A Look to the Future
by Patricia Canty
The future expansion of the Oakland Harbor is practically assured. The present rapid development, it seems to me, is but a dim picture of that which is to follow. Shipyards, terminals, and general docks are destined to line the estuary, and it will be but a short time before Oakland will rank as one of the world's wonder ports. Another step in this direction has just been taken by Congress declaring a sub-port of entry, and granting the city a customs house of its own. This move is the first step in world commercial independence.
Oakland, the "Cinderella of Harbors" is about to don her full-fledged robes of royalty among the sister ports of the world! The influence of the new Posey Tube has already been felt in the development of the harbor which, as I said before, is destined to rank among the world's foremost ports.
Closely related to the city's maritime future, is the Oakland Airport which, in 1928, gave the first real evidence of its importance to civic development. The superiority of the Airport over other flying fields in the Bay area was definitely recognized by the leading organizations participating in commercial aviation, making Oakland the chief terminus for transcontinental airmail and passenger service.
All of these great commercial developments have had a marked bearing on the city’s future industrially. They have added to Oakland’s natural supremacy as a factory site, man-made advantages, which have been recognized in the selection of the Oakland area as the location for the Pacific Coast plants of some of the nation's greatest manufacturers.

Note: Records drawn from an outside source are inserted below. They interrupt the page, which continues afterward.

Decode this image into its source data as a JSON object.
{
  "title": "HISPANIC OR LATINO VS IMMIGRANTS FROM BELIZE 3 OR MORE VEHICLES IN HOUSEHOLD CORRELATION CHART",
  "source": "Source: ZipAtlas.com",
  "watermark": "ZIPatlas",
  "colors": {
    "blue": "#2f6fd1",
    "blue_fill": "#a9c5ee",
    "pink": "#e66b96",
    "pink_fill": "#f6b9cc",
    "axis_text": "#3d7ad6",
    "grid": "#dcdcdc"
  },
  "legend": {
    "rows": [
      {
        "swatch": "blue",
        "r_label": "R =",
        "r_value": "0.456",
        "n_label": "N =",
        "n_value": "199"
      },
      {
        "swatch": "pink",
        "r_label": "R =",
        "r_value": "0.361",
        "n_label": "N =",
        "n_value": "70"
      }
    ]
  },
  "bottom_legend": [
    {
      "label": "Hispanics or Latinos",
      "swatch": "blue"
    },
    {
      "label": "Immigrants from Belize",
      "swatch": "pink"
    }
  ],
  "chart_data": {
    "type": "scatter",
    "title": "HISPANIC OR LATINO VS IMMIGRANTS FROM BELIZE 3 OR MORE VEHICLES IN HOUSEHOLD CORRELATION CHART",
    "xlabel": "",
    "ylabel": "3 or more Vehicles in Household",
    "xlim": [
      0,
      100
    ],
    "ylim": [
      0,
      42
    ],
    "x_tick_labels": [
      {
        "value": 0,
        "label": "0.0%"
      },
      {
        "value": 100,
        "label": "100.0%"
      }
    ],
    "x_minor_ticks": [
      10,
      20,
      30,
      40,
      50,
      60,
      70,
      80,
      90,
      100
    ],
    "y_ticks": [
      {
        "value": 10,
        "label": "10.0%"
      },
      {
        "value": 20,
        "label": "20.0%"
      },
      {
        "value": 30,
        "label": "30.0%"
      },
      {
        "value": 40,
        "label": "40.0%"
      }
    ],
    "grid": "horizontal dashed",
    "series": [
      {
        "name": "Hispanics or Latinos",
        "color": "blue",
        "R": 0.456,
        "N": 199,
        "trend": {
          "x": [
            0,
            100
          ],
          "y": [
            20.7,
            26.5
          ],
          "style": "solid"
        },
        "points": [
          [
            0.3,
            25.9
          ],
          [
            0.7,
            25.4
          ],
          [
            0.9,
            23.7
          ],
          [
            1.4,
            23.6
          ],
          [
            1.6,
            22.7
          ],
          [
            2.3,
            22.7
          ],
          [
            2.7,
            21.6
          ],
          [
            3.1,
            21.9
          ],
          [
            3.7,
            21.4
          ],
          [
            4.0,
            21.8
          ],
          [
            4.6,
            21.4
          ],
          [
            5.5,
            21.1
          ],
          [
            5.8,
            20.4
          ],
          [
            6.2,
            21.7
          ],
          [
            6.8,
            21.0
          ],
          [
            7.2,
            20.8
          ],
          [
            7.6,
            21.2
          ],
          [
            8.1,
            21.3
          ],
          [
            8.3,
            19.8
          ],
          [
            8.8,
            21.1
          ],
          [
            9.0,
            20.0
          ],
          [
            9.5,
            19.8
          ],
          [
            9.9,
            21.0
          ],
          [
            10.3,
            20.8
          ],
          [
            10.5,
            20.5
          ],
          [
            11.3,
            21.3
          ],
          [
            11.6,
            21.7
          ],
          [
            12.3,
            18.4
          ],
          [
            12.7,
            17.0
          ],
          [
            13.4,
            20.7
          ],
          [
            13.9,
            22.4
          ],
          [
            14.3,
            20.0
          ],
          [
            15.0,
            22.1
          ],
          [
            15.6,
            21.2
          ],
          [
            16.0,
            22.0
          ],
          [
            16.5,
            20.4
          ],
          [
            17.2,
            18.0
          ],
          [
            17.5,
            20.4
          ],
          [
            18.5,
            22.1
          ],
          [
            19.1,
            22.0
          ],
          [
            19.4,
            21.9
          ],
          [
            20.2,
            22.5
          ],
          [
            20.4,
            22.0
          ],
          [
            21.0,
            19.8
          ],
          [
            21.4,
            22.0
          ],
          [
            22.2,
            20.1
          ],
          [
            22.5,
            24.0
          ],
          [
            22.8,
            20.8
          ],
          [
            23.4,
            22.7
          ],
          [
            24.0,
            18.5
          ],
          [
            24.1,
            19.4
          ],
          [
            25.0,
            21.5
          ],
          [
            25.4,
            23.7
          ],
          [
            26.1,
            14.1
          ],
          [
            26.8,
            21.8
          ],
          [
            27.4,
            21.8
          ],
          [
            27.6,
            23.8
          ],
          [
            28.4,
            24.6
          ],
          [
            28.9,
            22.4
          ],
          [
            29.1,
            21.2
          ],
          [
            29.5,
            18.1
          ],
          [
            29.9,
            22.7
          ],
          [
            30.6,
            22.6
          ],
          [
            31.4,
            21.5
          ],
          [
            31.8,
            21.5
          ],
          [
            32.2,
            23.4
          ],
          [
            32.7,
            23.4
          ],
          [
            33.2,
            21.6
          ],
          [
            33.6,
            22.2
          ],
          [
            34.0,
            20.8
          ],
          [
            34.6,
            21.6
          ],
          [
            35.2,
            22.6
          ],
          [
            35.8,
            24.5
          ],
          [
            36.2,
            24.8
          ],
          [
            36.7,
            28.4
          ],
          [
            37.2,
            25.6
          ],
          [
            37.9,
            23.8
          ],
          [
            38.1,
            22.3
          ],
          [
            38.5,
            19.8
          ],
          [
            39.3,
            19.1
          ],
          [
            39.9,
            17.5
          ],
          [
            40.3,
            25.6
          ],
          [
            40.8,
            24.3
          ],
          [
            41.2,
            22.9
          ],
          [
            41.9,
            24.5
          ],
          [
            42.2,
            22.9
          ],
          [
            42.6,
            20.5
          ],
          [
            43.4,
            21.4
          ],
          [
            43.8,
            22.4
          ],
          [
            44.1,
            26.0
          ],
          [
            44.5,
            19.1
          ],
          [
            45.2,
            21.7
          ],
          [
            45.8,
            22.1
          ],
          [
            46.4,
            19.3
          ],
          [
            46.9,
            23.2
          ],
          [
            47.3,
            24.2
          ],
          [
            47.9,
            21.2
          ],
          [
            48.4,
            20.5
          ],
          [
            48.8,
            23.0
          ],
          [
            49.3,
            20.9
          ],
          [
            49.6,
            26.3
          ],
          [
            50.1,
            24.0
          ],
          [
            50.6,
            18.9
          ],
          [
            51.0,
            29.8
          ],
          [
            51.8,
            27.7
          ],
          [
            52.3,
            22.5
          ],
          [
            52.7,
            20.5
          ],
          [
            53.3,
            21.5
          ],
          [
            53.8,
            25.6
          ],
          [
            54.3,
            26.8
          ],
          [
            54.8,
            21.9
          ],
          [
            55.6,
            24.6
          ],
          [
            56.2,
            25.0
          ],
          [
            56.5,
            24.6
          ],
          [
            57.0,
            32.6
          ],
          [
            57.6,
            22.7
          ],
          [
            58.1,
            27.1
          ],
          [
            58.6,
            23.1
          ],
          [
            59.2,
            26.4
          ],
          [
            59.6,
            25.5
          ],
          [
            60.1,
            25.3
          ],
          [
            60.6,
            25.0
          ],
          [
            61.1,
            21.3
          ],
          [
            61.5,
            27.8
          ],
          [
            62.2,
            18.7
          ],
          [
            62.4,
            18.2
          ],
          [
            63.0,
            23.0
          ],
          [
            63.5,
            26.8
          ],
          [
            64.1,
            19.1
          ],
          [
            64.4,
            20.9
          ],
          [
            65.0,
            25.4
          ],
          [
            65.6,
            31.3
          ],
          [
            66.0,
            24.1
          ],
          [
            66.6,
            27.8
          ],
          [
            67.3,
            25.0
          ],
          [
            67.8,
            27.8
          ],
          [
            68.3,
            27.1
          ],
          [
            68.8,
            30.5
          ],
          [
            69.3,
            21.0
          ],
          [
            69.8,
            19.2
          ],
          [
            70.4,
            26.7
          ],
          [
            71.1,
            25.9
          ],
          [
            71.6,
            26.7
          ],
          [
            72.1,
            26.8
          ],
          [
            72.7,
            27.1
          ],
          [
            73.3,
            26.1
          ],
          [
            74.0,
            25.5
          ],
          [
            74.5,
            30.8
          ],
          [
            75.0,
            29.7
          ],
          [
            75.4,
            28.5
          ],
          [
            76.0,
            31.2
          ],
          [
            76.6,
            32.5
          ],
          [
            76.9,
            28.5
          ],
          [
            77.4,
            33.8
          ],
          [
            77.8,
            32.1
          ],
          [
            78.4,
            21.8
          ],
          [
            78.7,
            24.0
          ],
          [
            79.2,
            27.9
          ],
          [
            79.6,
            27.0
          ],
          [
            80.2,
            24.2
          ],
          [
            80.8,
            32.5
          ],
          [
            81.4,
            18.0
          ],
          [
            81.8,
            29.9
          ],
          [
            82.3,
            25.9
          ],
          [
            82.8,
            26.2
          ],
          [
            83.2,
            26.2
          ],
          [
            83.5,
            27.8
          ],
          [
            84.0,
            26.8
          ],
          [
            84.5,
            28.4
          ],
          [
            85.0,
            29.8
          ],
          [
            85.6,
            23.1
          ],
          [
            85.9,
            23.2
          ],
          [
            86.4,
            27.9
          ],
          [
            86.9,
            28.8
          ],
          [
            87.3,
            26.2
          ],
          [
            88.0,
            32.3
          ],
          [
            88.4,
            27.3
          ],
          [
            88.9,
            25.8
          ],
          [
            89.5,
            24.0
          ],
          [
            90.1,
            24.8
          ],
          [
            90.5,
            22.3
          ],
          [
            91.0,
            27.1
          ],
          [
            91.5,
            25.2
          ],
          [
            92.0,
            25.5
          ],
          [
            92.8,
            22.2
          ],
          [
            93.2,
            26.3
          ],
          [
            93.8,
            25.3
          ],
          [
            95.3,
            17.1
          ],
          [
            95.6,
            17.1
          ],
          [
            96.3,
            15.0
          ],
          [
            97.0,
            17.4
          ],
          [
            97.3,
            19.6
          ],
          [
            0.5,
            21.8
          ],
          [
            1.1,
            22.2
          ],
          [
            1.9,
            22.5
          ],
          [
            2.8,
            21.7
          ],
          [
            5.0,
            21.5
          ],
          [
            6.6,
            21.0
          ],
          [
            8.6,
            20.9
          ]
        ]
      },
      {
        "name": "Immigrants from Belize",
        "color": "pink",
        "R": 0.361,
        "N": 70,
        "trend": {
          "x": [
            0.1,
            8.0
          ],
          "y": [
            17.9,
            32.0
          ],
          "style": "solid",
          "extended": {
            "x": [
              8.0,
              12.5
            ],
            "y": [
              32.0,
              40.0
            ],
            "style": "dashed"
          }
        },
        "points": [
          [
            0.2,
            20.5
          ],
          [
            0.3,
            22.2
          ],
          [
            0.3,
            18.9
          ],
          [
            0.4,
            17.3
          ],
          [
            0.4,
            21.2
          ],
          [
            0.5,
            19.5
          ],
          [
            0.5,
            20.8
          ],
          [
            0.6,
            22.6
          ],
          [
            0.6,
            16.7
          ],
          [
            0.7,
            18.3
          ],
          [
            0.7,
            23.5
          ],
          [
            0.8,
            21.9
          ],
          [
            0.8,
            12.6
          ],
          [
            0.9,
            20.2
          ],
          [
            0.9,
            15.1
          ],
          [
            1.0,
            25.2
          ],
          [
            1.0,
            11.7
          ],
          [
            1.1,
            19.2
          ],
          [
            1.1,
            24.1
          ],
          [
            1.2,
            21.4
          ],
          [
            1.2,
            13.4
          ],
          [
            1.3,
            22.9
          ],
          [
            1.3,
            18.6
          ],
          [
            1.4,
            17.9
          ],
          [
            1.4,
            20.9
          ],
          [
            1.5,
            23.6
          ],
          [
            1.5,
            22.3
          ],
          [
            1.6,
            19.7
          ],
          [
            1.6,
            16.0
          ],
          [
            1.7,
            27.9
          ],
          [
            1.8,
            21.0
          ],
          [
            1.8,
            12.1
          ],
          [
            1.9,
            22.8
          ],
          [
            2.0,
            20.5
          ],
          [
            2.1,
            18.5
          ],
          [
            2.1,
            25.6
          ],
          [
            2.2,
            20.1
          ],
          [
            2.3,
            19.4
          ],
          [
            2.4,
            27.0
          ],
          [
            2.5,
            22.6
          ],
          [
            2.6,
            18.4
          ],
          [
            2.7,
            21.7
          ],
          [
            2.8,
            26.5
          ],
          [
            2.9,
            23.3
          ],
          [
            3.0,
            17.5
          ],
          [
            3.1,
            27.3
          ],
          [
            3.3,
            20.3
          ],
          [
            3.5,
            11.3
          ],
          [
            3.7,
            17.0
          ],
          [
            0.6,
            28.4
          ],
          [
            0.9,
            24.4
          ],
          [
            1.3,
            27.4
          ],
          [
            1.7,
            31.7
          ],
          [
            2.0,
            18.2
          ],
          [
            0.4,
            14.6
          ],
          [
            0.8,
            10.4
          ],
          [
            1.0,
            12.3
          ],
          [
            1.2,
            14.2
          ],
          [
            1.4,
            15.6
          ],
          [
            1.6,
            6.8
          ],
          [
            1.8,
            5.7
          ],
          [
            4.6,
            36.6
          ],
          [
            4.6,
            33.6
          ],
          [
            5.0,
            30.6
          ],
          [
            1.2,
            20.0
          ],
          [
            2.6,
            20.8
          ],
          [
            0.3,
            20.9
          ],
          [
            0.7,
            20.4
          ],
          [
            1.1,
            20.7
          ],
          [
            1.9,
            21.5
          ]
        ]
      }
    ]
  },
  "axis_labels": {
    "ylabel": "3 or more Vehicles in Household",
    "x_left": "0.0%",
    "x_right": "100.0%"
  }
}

Because of the fact that last year, experts in choosing factory sites saw the justice of Oakland's claim to manufacturing and distributive superiority, this region will soon be the Western home of such products as Chrysler, Dodge and Ford automobiles, Fisher bodies, Seiberling Tires, and many other nationally famed wares both in and out of the automotive field, in addition to the millions of dollars' worth of other commodities now manufactured here.

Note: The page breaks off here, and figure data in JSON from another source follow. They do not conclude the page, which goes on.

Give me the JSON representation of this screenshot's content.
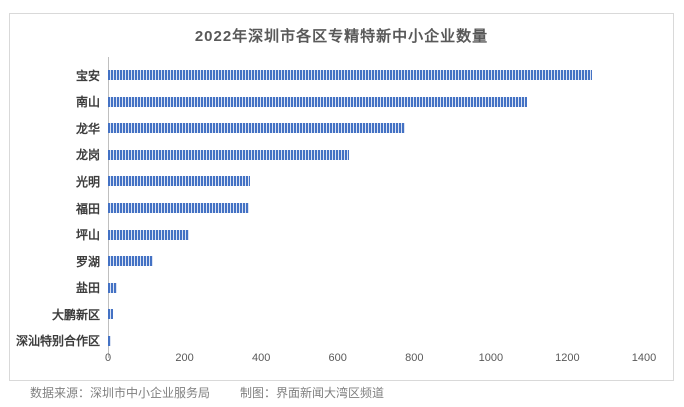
{
  "title": "2022年深圳市各区专精特新中小企业数量",
  "footer": {
    "source": "数据来源：深圳市中小企业服务局",
    "credit": "制图：界面新闻大湾区频道"
  },
  "colors": {
    "bar_blue": "#4472C4",
    "bar_stripe_gap": "#DBE3F3",
    "panel_border": "#D9D9D9",
    "axis_line": "#BFBFBF",
    "title_text": "#595959",
    "category_text": "#3D3D3D",
    "tick_text": "#595959",
    "footer_text": "#808080"
  },
  "chart_data": {
    "type": "bar",
    "orientation": "horizontal",
    "title": "2022年深圳市各区专精特新中小企业数量",
    "categories": [
      "宝安",
      "南山",
      "龙华",
      "龙岗",
      "光明",
      "福田",
      "坪山",
      "罗湖",
      "盐田",
      "大鹏新区",
      "深汕特别合作区"
    ],
    "values": [
      1265,
      1095,
      775,
      630,
      370,
      368,
      212,
      117,
      23,
      12,
      9
    ],
    "xlabel": "",
    "ylabel": "",
    "xlim": [
      0,
      1400
    ],
    "xticks": [
      0,
      200,
      400,
      600,
      800,
      1000,
      1200,
      1400
    ],
    "grid": false,
    "legend": false,
    "bar_style": "vertical-striped",
    "bar_color": "#4472C4"
  }
}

From industrial development, it is an easy step to a consideration of Oakland's future as a retail shopping center. It is to be anticipated that the opening of the new home of the H.C. Capwell Company, will have a tremendous bearing on the retail trade of future years, for it will not only make the "shop in Oakland" idea more appealing to Oakland residents, but It will extend that idea to a far wider area than is now served by Oakland stores. Without question, it will also have its influence on new construction of retail establishments, and we may expect to see numbers of well known trans-bay stores establishing attractive head-quarters in the Oakland shopping area.

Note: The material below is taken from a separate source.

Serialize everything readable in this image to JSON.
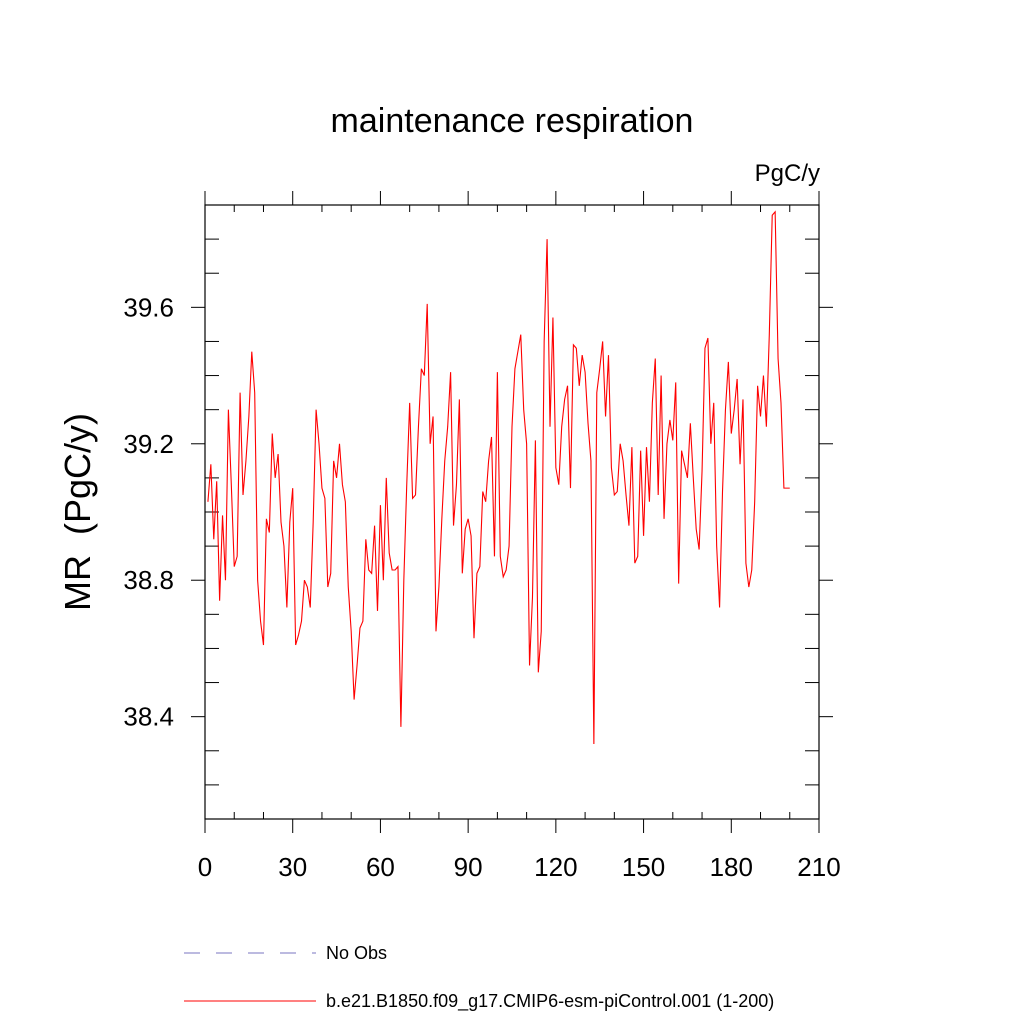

As is the way of swiftly growing cities, it is conceivable that 1929 might exceed even the banner results of general prosperity evident in all industry in 1928.
With the optimistic outlook of Oakland's industrial and commercial activities assured, Piedmont's prosperity is certain. Owing to the rather uncertain present state of affairs regarding stores and business, it is almost impossible to predict the feasible outcome. Piedmont is expanding and will continue to expand as a home gem in the heart of lovely, rolling hills. Opinions are varied to the probability of Piedmont’s becoming a shopping center and her future in this respect is still a great deal up in the air. However the real estate men are optimistic and the value of property is steadily increasing.
Taking into consideration the fortunate year preceding this and the great advance made industrially and commercially in the Eastbay I would anticipate, in all faith, an even greater year in 1929, and for many years to come.